Когда однажды учитель оставил их со Станиславом после окончания занятий в классе и мягко, без нравоучений, почти равнодушно рассказал — вмонтировал в них информацию, именно так он воспринимал обучение своих избранных — о контрацепции и опасности психологической зависимости от юношеских привязанностей, было даже смешно немного. Стас тоже улыбался, воспринял как вызов им, уже единому существу, но для них не существовало по-настоящему страшных вызовов, в этом они были уверены.
Позже, к окончанию третьего года обучения Маша как-то одномоментно поняла, что у неё нет теперь ничего своего и нет секретов, что значение имеет лишь то, насколько узок или широк круг людей, знающих о том, что она умеет.
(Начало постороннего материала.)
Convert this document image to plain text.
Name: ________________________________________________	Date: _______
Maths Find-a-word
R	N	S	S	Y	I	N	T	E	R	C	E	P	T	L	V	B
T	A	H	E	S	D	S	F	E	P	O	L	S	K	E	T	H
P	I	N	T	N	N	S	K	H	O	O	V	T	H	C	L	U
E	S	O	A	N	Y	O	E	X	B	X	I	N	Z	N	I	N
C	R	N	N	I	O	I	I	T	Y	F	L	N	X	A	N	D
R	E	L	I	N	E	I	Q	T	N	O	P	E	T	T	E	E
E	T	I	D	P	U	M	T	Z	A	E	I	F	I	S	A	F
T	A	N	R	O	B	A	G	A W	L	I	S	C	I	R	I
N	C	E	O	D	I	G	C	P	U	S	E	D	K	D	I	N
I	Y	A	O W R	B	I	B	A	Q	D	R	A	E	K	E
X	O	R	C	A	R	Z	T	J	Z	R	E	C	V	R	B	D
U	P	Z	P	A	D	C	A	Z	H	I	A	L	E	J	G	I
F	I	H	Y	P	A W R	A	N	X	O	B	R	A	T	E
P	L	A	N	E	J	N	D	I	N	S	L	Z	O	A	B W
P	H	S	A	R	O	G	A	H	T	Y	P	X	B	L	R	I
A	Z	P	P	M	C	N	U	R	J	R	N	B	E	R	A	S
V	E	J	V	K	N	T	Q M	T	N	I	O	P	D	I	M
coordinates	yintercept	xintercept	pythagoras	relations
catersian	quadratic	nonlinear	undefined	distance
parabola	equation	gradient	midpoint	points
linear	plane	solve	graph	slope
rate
— Приказ сложнее всего допустить в область частного, — сказал тогда учитель, сидя за своим столом и сложив перед собой руки.
До этого была беседа о том, чтó есть у сотрудника государственной безопасности частного, где начинается зона недопустимой депривации и есть ли она, эта граница недопустимости. Избранные впитывали. Эта тема начинала пугать, всем хотелось оставить в себе что-то для себя самого.
Слушали все. Внимательно слушал Игорь Сидоров, сын давно нейтрализованного чуждого московского писателя. Маша с недавнего времени видела его «особенные» взгляды и пресекала попытки стать ближе, интеллигентные попытки, в этом ему не откажешь. Видела и то, как он смотрит на Стаса. В этих взглядах потомственная столичность исчезала, это был взгляд альфа-самца на соперника. Который, впрочем, не реагировал. Был намного сильнее.
Маша давно уже думала о том, что тогда говорил учитель.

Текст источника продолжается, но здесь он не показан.